A fisherman paddles around the dwindling Lake Chad that borders Niger and Nigeria, looking for fish.

He says the lake is getting shallower and shallower, and the fish smaller and smaller.

A regional spokesman for the United Nations World Food Program, Marcus Prior, recently went to parts of southeastern Mauritania, equally devastated by a lack of rain. "There were pockets where it was quite evident where there had been extreme drought and field after field after field of sorghum had been dried by the sun and many of the villagers were complaining they were simply not going to harvest anything at all from their sorghum crop this year," he said.

But he says generally 2006 does look better than 2005, when there was hunger in parts of the region, most notably in Niger. "2006 certainly looks to be a better year from a general perspective. The harvests at the end of last year were very good and that is a matter of some encouragement. But it is very clear that the Sahel region will not just get back on its feet from one year's good harvest. There are chronic long-term development issues and food security issues which mean that there will be many people in the region who continue to need food assistance in 2006," he said.

Some arid pockets in Niger, Mali, Chad, Mauritania and the Central African Republic are believed to have only just a few months remaining before their crops run out.

When that happens, farmers and herders sell off their possessions to buy food, heads of households migrate to nearby towns, while those left behind fend off starvation by eating leaves and termites.

A Dakar-based emergency preparedness coordinator for the British-based group Oxfam, Matthew Snell, explains this drought-induced cycle of poverty. "Each year, your ability to produce enough food for yourself diminishes and you have to sell off your productive assets, whether that be goats, small ruminants, whether it be spades, hoes, whatever else it is. You may actually get to the stage where you start having to take out loans and so you start running up debt. You never actually get to a level where you can get back up to your basic minimum economic threshold where your way of life is viable," he said.

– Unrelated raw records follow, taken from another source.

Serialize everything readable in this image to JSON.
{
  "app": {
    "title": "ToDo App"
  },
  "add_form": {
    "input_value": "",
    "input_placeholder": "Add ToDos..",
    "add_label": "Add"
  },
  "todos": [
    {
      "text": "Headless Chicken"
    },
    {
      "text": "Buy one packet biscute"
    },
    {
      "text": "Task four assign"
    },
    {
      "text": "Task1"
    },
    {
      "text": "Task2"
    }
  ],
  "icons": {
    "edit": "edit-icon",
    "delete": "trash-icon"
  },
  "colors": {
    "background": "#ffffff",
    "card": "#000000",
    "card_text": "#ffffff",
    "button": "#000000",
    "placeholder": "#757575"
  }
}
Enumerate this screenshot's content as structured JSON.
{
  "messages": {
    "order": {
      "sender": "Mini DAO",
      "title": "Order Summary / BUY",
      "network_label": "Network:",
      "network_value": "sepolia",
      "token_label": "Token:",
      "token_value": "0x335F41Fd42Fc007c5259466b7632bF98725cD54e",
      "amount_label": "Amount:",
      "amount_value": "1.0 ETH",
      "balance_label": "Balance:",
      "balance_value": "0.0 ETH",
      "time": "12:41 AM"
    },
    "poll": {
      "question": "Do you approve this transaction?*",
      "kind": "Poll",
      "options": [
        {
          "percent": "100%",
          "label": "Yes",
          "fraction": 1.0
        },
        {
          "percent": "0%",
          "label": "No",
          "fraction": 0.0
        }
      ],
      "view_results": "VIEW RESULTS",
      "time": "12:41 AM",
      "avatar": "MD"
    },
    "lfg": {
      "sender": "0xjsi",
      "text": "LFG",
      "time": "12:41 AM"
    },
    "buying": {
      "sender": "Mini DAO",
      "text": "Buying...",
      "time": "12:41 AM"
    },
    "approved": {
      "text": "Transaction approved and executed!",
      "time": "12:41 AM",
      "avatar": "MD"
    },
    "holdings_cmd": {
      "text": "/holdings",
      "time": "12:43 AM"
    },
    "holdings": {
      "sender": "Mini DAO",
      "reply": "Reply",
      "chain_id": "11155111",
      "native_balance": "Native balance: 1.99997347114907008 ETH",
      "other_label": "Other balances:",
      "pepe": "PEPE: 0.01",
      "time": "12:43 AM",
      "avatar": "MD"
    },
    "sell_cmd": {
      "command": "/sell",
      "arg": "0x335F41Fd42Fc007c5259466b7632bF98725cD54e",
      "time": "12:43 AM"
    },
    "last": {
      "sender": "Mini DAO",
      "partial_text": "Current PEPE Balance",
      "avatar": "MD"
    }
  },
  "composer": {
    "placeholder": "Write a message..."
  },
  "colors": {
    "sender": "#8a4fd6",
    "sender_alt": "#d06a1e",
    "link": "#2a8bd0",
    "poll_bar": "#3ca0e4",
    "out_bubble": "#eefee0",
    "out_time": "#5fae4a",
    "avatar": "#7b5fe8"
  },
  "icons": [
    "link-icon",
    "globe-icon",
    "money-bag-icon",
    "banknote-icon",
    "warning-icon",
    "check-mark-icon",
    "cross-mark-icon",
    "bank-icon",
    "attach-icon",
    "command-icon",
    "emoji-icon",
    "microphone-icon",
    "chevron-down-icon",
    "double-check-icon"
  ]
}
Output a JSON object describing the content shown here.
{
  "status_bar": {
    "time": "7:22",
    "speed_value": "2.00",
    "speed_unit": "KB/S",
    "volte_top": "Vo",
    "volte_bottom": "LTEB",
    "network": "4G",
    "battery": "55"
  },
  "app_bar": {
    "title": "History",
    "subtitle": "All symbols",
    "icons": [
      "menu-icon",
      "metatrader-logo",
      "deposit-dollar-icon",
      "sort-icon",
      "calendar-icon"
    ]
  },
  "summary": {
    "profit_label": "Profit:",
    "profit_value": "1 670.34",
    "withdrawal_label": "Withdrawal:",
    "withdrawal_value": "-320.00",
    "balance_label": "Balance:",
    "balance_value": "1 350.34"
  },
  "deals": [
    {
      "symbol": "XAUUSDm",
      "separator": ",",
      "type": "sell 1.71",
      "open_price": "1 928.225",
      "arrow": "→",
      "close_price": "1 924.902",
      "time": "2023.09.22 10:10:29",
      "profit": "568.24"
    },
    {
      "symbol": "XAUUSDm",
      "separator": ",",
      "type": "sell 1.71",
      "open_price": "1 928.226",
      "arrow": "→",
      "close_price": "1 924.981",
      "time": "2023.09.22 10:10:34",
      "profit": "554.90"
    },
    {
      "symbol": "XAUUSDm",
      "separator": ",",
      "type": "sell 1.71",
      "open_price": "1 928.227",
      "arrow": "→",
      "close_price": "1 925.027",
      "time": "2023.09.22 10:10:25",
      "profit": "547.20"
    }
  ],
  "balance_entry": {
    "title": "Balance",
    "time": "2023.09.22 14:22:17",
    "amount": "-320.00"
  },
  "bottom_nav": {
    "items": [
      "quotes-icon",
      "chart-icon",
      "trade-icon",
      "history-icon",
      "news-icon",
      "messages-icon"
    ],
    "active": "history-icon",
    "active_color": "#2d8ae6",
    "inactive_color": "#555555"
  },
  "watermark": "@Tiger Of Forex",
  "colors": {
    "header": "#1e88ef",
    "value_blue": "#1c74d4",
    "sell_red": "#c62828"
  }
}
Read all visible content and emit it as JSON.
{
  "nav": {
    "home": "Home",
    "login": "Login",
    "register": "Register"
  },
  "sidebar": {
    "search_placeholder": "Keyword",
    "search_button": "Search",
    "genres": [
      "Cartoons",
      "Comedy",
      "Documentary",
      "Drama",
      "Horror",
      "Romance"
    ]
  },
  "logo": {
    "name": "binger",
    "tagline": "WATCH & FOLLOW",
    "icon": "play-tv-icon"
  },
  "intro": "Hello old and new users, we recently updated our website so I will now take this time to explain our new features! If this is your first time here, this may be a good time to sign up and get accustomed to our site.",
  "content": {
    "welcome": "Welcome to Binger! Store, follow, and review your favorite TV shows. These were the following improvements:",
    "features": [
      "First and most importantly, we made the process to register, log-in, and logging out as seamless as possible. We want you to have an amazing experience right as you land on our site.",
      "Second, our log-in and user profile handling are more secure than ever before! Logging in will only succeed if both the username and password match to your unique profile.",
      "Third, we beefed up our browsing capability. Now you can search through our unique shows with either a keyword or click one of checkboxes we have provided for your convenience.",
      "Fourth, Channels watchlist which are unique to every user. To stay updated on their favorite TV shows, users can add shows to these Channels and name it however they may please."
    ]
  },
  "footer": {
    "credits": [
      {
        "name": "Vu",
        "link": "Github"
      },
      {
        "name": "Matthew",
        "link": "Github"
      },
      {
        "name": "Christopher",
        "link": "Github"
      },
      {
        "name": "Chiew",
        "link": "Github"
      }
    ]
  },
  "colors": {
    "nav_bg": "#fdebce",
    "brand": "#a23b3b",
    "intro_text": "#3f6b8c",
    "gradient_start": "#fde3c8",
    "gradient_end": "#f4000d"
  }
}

Snell says unless there is a huge crisis, international donors often overlook West Africa. "I think that it is hugely important that people take stock of the situation in West Africa. You have seven of the poorest countries in the world in West Africa. There is no escaping that fact. I think that the only way that we can hope to avert future crises like the one we saw last year is to link long-term funding and sustained development projects so that we avoid emergency scrambles, (so) that we give people the choice and the means to improve their own ability to respond to what are very difficult conditions," he said.

Aid workers say digging wells and building dykes across the region is one example of what is needed to help end the cycle of poverty and make recurring drought more manageable. The next rainfall is not expected before July.